I'm really fighting back the snark here but ... again, this is at the level of 'not even wrong'. There is so much argument and detail about when the early Christians began to worship Jesus as divine and why, which OT texts they applied to him and how they understood those, the role of the Jewish messianic traditions, and so on, in the scholarship, that it's hard to know where to begin answering a question that betrays so much ignorance. As to the means of execution, that Jesus was crucified is attested in some of the earliest Christian literature we have, notably Philippians 2:8, the famous 'Philippian hymn', which many scholars believe to be even older than Paul's letter. He certainly seems to be quoting rather than writing here. See also 1 Corinthians (1:18).
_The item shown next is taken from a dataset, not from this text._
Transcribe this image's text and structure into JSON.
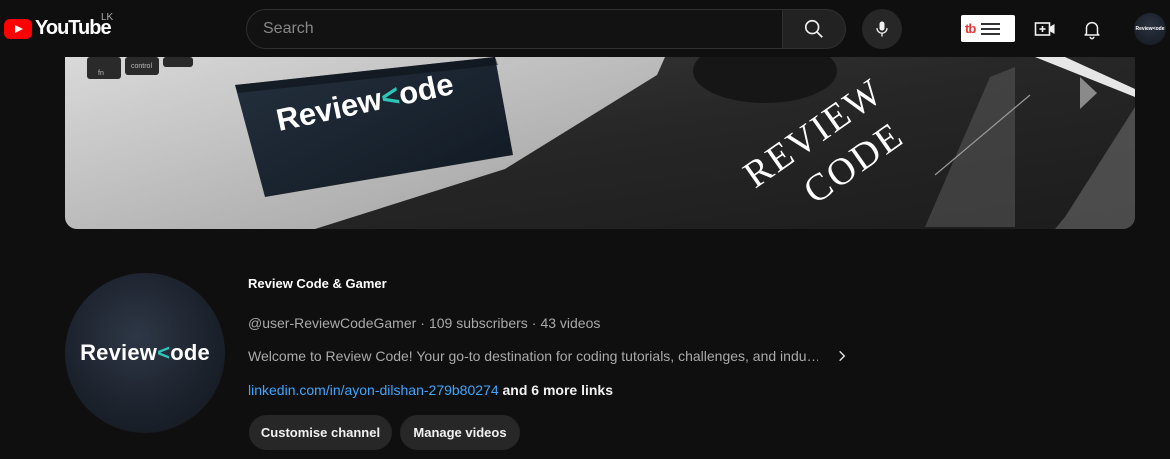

Nowhere is it asserted in the OT that the messiah would be crucified. Also, we know the Romans crucified people, it's hardly a big leap to think this applied to the historical Jesus. And crucifixion was a deep humiliation, particularly for Jews (because of the Deuteronomy passage), so the early Christians, who were Jews, would hardly have made it up if they wanted their leader and messiah to be taken seriously. We have evidence that the Romans and probably the Jews mocked the early Christians for worshipping a crucified messiah. In fact, the earliest crucifix (portraying Jesus) that we have is the Alexamenos Graffito (
http://en.wikipedia.org/wiki/Alexamenos_graffito) which portrays a crucified victim with a donkey's head and the legend, 'Alexamenos worships his God'. A crucified messiah was shocking, not expected, and this is one reason why scholars are practically unanimous that one of the few sure things we can know about the HJ is that he was crucified.